3 6 - Keep Going

487 79 38
                                    

"Dulu Athaya bersahabat dengan Paman dan Ayahmu waktu kita SMA," cerita Paman saat kami berjalan di antara nisan. Aku memeluk diriku sendiri, masih tidak percaya bahwa alasan utama aku masih bertahan hidup sekarang ini sudah tiada sejak dulu.

"Tapi waktu kuliah, Paman mengambil universitas yang berbeda dari mereka. Alhasil sejak saat itu, Paman jarang dengar kabar tentang Athaya. Lulus kuliah, kami langsung kerja. Kamu tahu sendiri kan, Paman kerjanya bolak-balik ke luar kota. Semakin renggang dengan Ayahmu dan Athaya." Aku melirik ekspresi Paman. Dia tampak benar-benar tenggelam di ingatannya.

"Tiba-tiba, Paman dengar dia meninggal beberapa hari setelah melahirkan."

Deg.

"Paman pun juga tidak tahu apa-apa soal kehamilannya. Ayahmu juga waktu itu sangat sedih sampai Paman tidak berani bertanya sampai sekarang. Lalu- Eh, Ata?! Kamu menangis?"

Aku mengusap air mataku cepat, tapi yang lain juga ikut bertetesan.

"Pasti sedih ya, ceritanya? Kamu masih kecil tapi bisa menghayati cerita sampai seperti ini." Paman terkekeh tanpa curiga sambil mengusap matanya juga. Dia juga tampak sangat sedih rupanya.

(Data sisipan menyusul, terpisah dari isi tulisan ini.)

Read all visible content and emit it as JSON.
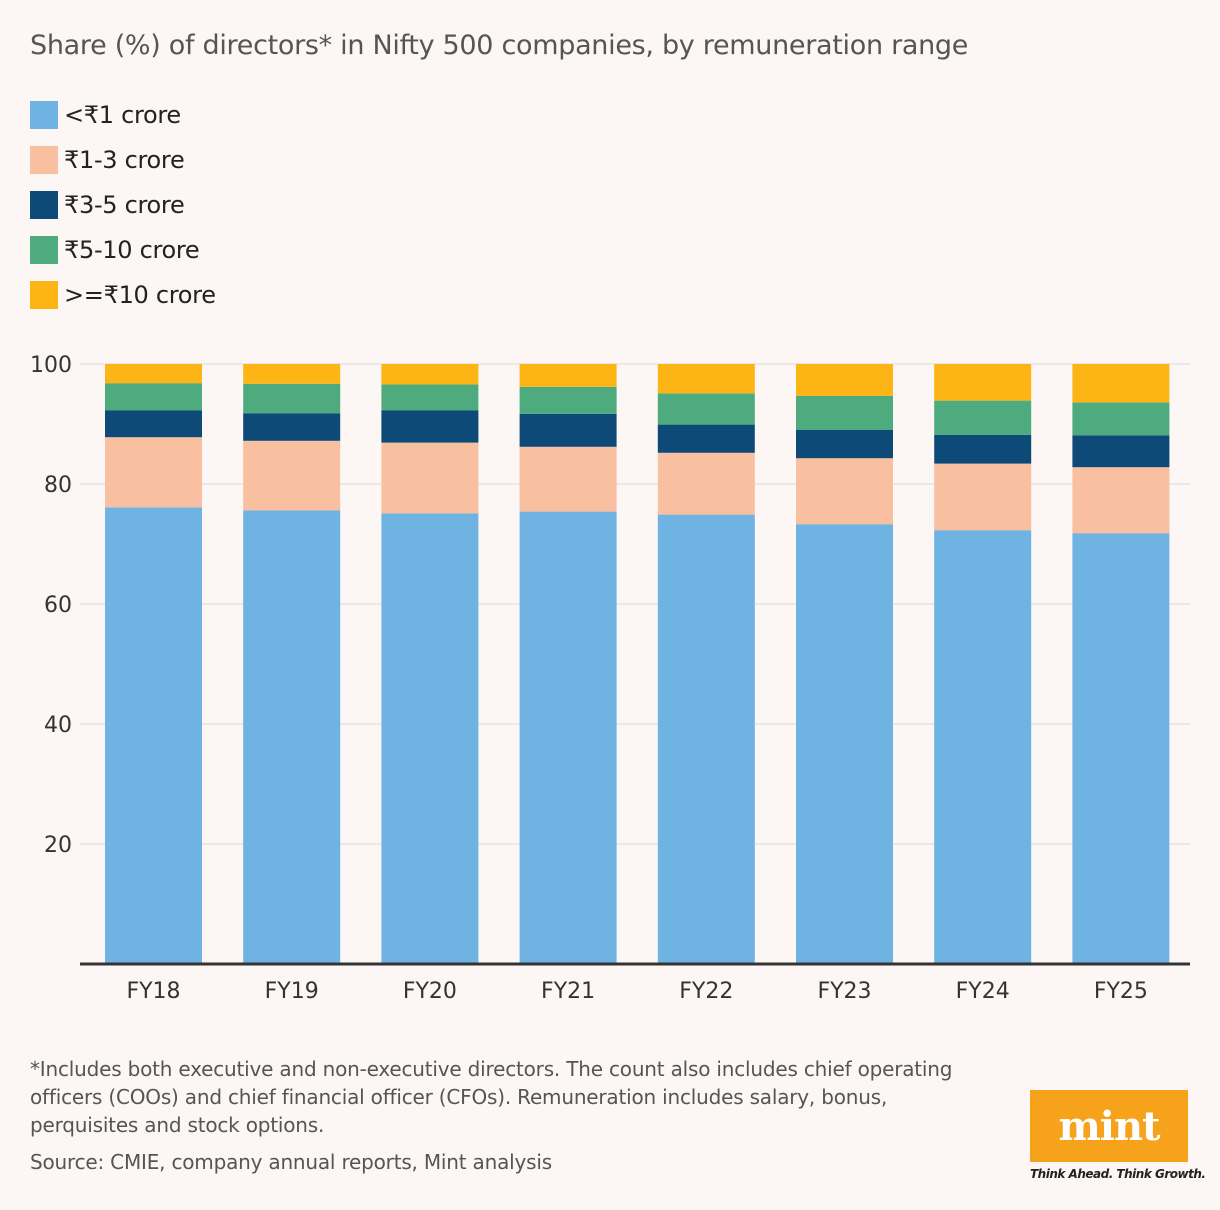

"Sejak saat itu, Ayahmu tidak mau lagi membahas tentang Athaya. Mungkin Paman juga akan begitu jika di posisi Ayahmu, yang merupakan sahabat terdekatnya. Tentu sakit rasanya jika terus ditanyai orang tentang dia." Paman menghela nafas. "Lalu kami melanjutkan hidup. Paman terus bekerja dan Ayahmu menikah dengan Ibumu. Lama tak berkabar, tiba-tiba Paman sudah punya keponakan."

Telapak tangan Paman mengelus kepalaku. Aku tersenyum kecil, sedikit merasa ditenangkan sebelum Paman kembali bicara.

"Yang masih mengganjal di hati Paman adalah bayinya. Bayi dari Athaya pun sampai sekarang tidak ada yang tahu ada di mana."

Aku! Bayi itu AKU!

Jadi, Bunda pergi beberapa hari setelah melahirkan aku? Mengapa? Apa memang kelahiranku adalah penyebab kematiannya?

Kalau begitu, lebih baik aku tidak lahir. Toh, aku hidup sekarang juga tidak bahagia? Buat apa aku dilahirkan?

"Nah, ini Athaya."

Aku mengucek mataku yang buram lalu melihat Paman tengah mengelus satu buah nisan.

Bunda, ada di sini?

Aku menggigit lidahku kuat-kuat, berharap isakanku tidak keluar. Jadi, memang dari awal aku sudah sendirian. Mungkin Ayah Ibu mengangkatku menjadi anak mereka karena Bunda adalah sahabat Ayah.

Semuanya masuk akal.

Namun logikaku tidak mau menerimanya.

Ini bukan salah Paman yang menceritakan semuanya. Ini bukan salah Ayah yang mengangkatku menjadi anaknya. Ini bukan salah Ibu yang selalu bersikap kaku terhadapku. Ini bukan salah Bunda yang pergi selepas melahirkanku.

Ini salahku.

Kenapa Tuhan harus menciptakan aku?

Lahirnya aku membawa begitu banyak kesedihan. Ayah yang ditinggalkan sahabat terdekatnya, Paman yang tidak tahu apa-apa tiba-tiba kehilangan, Bunda yang harus merelakan hidupnya untuk hidupku.

Aku tidak berguna.

Aku tidak berharga.

"Rena, di sini dulu, ya? Paman mau beli bunga sebentar untuk mempercantik Athaya."

Aku mengangguk dan Paman pun berlalu. Jemari kecilku mengelus nisan Bunda seakan aku sedang mengelus wajahnya.

"Bunda, maafin Ata." Aku sesenggukan sendiri di hadapan Bunda. Tidak tahu harus marah dan melampiaskannya kepada siapa.